= Triangular Dominoes =

Triangular Dominoes is a variant of dominoes using equilateral triangle tiles, patented by Franklin H. Richards in 1885. Two versions were made: a starter set of 35 unique tiles, with each side numbered from zero to four pips, and an advanced set of 56 unique tiles, with each side numbered from zero to five pips. In both versions, a wild card "boss" tile was included, making 36 and 57 tiles in each complete set, respectively.

==Equipment==
In his patent, Richards used a three-digit notation, referring to the pips in clockwise order from the side(s) with the lowest value. Richards illustrated the tiles as two unique sets, with pip values subject to the following restrictions:
- Pip counts may be repeated
- Starting from the side with the lowest value and proceeding clockwise, the number of pips on a side is equal to or greater than the prior side

In addition to this marking scheme, Richards added the sum of all pips to the center of the tile.
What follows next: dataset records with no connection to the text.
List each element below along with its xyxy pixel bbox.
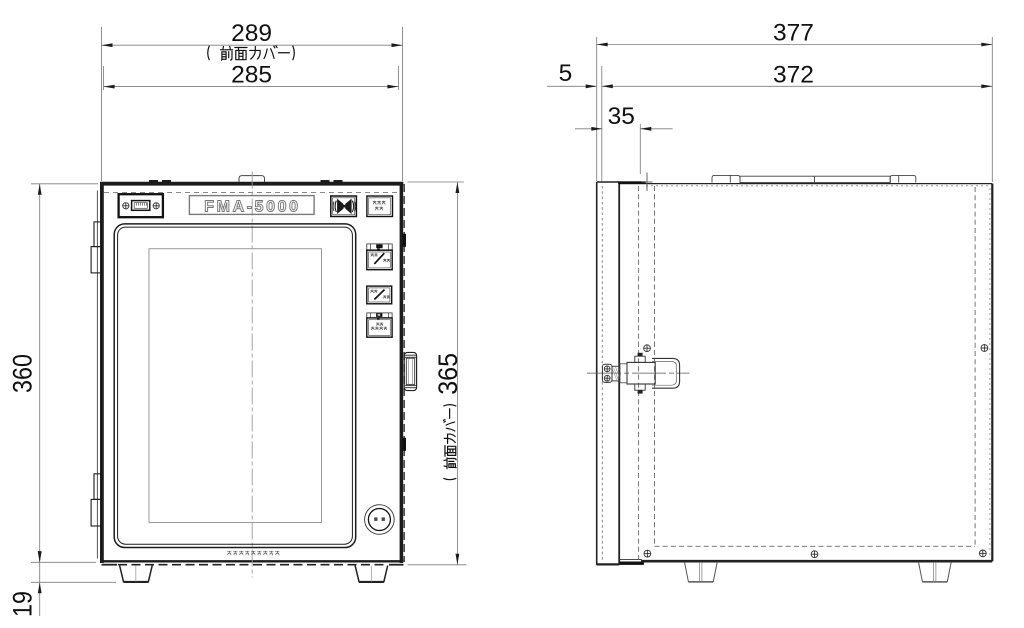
svg-text:285: 285 (231, 62, 272, 89)
svg-text:FMA-5000: FMA-5000 (204, 198, 300, 215)
svg-text:377: 377 (773, 20, 814, 47)
svg-text:289: 289 (231, 20, 272, 47)
svg-text:19: 19 (8, 591, 38, 617)
svg-text:35: 35 (608, 103, 635, 130)
svg-text:372: 372 (773, 61, 814, 88)
svg-text:365: 365 (432, 353, 463, 395)
svg-text:5: 5 (559, 60, 573, 87)
svg-text:360: 360 (8, 354, 38, 393)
Richards Triangular Domino sets
Triples: Doubles; Singles
000: 001; 002; 003; 004; 005
111: 011; 112; 113; 114; 115; 012; 013; 014; 015
222: 022; 122; 223; 224; 225; 023; 024; 025; 123; 124; 125
333: 033; 133; 233; 334; 335; 034; 035; 134; 135; 234; 235
444: 044; 144; 244; 344; 445; 045; 145; 245; 345
555: 055; 155; 255; 355; 455

Percy Alexander MacMahon showed there were 24 possible combinations when each of the three edges of an equilateral triangle are assigned one of four values, and showed the number of unique pieces that can be made in this way is $\frac{n}{3}\cdot(n^2+2)$ for $n$ unique values. For $n=5$, there are 45 unique combinations possible, and for $n=6$, there are 76 unique combinations; the reduced set of 35 and 56 in Triangular Dominoes, for 0–4 and 0–5 pips, respectively, result from the additional restriction for increasing values around each side of the tiles when counting clockwise. This can be demonstrated by examination of the "singles" tiles: where 012 is a valid sequence in Triangular Dominoes, 021 is not, and so the mirror image of each "singles" pattern is excluded; there are ten excluded patterns for the set of 0–4 pips and twenty for the set of 0–5 pips. By examination, mirror images of the triples and doubles are identical to the original tiles and so these patterns already adhere to the counting-up restriction.

Selected included and excluded tiles
0-1-2, included
0-2-1, excluded (mirror image of 012)
0-2-4, included
0-4-2, excluded (mirror image of 024)
0-3-5, included
0-5-3, excluded (mirror image of 035)

These restrictions and resulting tile set of Triangular Dominoes were retained, with markings moved to the corners using Arabic numerals for Triominoes, which was published in 1965.

Comparison of selected tiles in Triominoes and Triangular Dominoes
0-1-2 (Triangular Dominoes)
0-1-2 (Triominoes)
0-2-4 (Triangular Dominoes)
0-2-4 (Triominoes)
0-3-5 (Triangular Dominoes)
0-3-5 (Triominoes)

==Gameplay==

"Boss" wild card tile

Richards proposed several games that could be played in the patent.

===Points===
For this variant, the "boss" tile may be included or left out. The tiles are distributed evenly between the players. Play is led by the player holding the highest triple tile. Each player takes a turn, placing one tile on the table; each tile must be added next to the tile that was placed in the preceding turn, matching the number of pips on adjacent sides. Once one player exhausts their hand, the game is over and the winner's score is determined by the sum of the pips on the tiles remaining in their opponents' hands.

===Muggins===
This variant is similar to "points", except the matching criterion is the sum of pips on adjacent sides must be a multiple of five.

===Star===
This variant allows players to lay tiles side-to-side or corner-to-corner. Corner-to-corner plays are allowed when the player is able to match the number on both sides of the corner. If a corner-to-corner match is created, that player can take another turn. Scoring in this variant is accomplished when the sum of all the pips on both dominoes (whether matched side-to-side or corner-to-corner) is a multiple of five; for example, if the 233 and 334 tiles are laid next to each other, the total sum is (2+3+3)+(3+3+4)=18, not divisible by five and hence no score is awarded. Alternatively, if the 233 and 133 tiles are laid next to each other, the total sum is 15, divisible by five, and the player is awarded 15 points.

When the "boss" tile is played, the tile is assumed to have enough pips to bring the sum of it and adjacent tile(s) to a multiple of five. Subsequent tiles played next to the "boss" tile assume the value is zero.